Blog #2

Oumayma Al-Shamary
3 min readJan 10, 2021

Beauty and divine revelation are very interconnected. One can not survive without the other if we are to live harmoniously and ascend to God and surrender ourselves to the world. Balthasar touches on this idea by stating that Christian thinkers began with depreciating the ladder when thinking about beauty so we must discard the old sense of beauty and make way for a new one. Since divine revelation is what God has revealed to us about his very existence, that in itself is a gift that is beautiful. It is revealed in the word becoming flesh and this action of speaking and carrying it out and embodying it helps us to understand the deepest truth of Christ and God.

Beauty is essentially a vehicle for divine revelation and attuning one’s senses to perceive these truths helps us to attain a higher order or version of ourselves and find God. Art and beauty can help us to create that pathway to God and worship. For Balthasar, the aesthetic encounter relates to revelation in the sense that you can come to appreciate and delight in the experience of encountering beauty and art. The aesthetics of creation is also something that is religious for Balthasar because to look at art is to receive it as a gift that God has graciously given to us. So aesthetic disposition is necessary for Christianity. His critique is that the present world is lost in positivism and it reduces what we read in Pieper and that we need to pay attention to the world with particularity. The world is a gift that has been bestowed upon us by God and we must take it all in and receive it with wonder as mentioned in “Bridge to Wonder” reading by Cecilia Gonzales-Andrieu.

We must pay attention to the world with an aware and actively open and conscious mind. The world is meant to be experienced in all its particularity and wonder and beauty it has to offer. All art is essentially religious because of that offer that the world allows us to have. God can also be seen through these gifts and how it manifests in us and our communities and world through God. Discipleship and beauty connect in this sense because of how we work through God and our spiritual senses. Our senses are formed to recognize this beauty all around us by attuning our soul and senses, sight, scent, taste, touch, and hearing. There may be a tension between the contemplative dimension of Christianity and aesthetics but there is a sense of attunement or dialing in your senses to understand suffering and how pain can be healed through beauty. This is evident in Latin American liberation theology and the black theology of liberation. Beauty is abundant but also different. A different beauty is manifested through our Lady of Guadalupe. Her existence is a collision of the Native and Spaniard communities and her very existence and everything she has gone through and the union of these two identities is beautiful. It brings us to terms with how beauty and justice can connect because the totality of the union of these two groups and all that it encompasses shows how praxis and taking action to see the beauty and be active in our communities to heal with one another and create a change that may benefit not only communities but the world as a whole.

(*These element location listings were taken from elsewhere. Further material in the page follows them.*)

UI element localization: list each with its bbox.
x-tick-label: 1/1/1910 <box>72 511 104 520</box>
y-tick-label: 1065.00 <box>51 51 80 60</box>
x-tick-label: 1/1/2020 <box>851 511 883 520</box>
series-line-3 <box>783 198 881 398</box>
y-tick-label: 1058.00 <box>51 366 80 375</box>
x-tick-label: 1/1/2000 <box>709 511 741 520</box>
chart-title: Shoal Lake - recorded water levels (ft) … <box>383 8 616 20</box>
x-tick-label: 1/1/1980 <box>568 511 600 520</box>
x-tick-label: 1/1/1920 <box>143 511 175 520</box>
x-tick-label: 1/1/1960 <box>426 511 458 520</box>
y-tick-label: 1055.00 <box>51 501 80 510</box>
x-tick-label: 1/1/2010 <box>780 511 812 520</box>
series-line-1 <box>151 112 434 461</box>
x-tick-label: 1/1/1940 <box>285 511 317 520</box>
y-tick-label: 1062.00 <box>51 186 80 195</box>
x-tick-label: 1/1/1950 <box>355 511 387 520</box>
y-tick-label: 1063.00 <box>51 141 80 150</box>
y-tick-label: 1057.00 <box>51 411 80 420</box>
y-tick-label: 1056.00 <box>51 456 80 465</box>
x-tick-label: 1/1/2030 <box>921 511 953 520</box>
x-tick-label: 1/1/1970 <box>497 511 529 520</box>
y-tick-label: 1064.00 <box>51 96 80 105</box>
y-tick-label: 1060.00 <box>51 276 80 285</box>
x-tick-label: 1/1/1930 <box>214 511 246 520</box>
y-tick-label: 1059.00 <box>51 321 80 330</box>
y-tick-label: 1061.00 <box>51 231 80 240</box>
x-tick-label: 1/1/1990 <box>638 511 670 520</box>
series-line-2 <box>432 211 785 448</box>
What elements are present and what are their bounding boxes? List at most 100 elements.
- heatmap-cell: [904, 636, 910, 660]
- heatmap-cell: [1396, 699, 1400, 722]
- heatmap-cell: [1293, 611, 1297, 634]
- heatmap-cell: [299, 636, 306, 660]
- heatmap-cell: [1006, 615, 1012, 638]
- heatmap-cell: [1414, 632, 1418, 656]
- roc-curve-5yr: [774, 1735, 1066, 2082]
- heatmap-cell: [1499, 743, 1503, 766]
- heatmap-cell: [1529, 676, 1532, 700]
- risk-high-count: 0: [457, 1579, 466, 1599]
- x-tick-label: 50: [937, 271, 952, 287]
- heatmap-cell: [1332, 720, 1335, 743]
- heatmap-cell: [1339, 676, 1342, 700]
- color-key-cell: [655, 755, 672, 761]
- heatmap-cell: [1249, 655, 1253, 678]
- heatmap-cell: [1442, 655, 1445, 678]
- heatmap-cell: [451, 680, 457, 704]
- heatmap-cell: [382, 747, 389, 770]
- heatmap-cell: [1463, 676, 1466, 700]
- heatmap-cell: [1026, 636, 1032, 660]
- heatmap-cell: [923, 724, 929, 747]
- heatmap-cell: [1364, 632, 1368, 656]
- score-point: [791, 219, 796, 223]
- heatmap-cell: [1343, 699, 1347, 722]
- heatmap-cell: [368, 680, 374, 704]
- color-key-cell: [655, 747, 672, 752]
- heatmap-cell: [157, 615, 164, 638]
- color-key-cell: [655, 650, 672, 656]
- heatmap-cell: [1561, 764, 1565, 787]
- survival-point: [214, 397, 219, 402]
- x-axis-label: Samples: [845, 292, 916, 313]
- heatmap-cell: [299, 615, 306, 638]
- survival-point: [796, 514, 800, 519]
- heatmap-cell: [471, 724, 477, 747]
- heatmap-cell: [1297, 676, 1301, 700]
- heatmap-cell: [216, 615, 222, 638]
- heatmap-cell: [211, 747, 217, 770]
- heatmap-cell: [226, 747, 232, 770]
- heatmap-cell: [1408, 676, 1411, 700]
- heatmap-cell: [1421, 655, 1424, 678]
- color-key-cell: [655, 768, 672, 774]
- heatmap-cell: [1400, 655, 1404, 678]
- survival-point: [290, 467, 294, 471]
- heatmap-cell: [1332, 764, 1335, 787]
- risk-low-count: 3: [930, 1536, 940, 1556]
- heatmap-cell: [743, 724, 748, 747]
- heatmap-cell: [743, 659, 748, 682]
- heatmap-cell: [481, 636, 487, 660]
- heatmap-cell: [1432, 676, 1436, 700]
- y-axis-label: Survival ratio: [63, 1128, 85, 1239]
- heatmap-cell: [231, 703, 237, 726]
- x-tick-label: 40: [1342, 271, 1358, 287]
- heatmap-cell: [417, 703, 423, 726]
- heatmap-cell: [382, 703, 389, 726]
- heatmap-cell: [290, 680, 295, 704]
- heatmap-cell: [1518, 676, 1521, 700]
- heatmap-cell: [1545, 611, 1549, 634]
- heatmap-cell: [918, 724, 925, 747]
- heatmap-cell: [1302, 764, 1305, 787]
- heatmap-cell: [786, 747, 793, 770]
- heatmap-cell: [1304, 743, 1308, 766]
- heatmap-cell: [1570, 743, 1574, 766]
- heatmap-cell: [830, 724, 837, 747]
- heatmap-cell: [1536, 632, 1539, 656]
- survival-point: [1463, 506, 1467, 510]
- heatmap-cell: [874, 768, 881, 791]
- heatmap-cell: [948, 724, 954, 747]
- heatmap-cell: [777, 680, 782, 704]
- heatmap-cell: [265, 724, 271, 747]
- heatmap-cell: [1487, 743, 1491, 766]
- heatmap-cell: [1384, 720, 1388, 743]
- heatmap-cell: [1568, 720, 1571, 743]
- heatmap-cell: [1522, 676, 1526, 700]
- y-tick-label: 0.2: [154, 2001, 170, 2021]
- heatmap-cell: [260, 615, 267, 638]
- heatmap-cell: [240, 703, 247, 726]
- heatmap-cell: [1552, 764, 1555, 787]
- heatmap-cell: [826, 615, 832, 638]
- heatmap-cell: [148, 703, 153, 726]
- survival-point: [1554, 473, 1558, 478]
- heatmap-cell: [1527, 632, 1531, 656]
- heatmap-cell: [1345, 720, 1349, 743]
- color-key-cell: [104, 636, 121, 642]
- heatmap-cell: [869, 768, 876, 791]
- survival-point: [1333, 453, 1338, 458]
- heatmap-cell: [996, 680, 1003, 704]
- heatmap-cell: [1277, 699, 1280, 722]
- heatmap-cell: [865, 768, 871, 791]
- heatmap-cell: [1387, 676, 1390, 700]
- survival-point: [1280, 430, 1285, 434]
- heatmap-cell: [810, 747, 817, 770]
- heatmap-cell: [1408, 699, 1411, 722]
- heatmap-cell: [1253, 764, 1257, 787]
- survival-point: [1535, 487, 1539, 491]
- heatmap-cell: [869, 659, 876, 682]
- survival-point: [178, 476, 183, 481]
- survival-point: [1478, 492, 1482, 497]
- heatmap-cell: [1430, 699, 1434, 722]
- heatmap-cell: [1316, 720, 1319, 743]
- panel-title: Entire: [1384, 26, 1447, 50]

Balthasar linked discipleship and beauty because in suffering and surrendering yourself to God, you are able to have a totality perspective of the world and turn to show your whole self to God. Theology is a way of seeing and loving and learning to take on this way of love and perception is beautiful. We can receive this love and enlightenment through the word of flesh. We are able to hear and sense God and in prayer even closing your eyes allows you to be more spiritual in prayer and feel close to your faith whatever it may be. The soul is truly manifest through the body, the body and soul aren’t simply just separate. Our soul feels through our body and it is when we connect these too and enrich our senses is when we are able to ascend to God and feel harmonious with one another and within ourselves and our relationship with God. Once you are able to take an even deeper entrance into the material world and all it has to offer, we are then able to perceive the world made flesh through spiritual senses.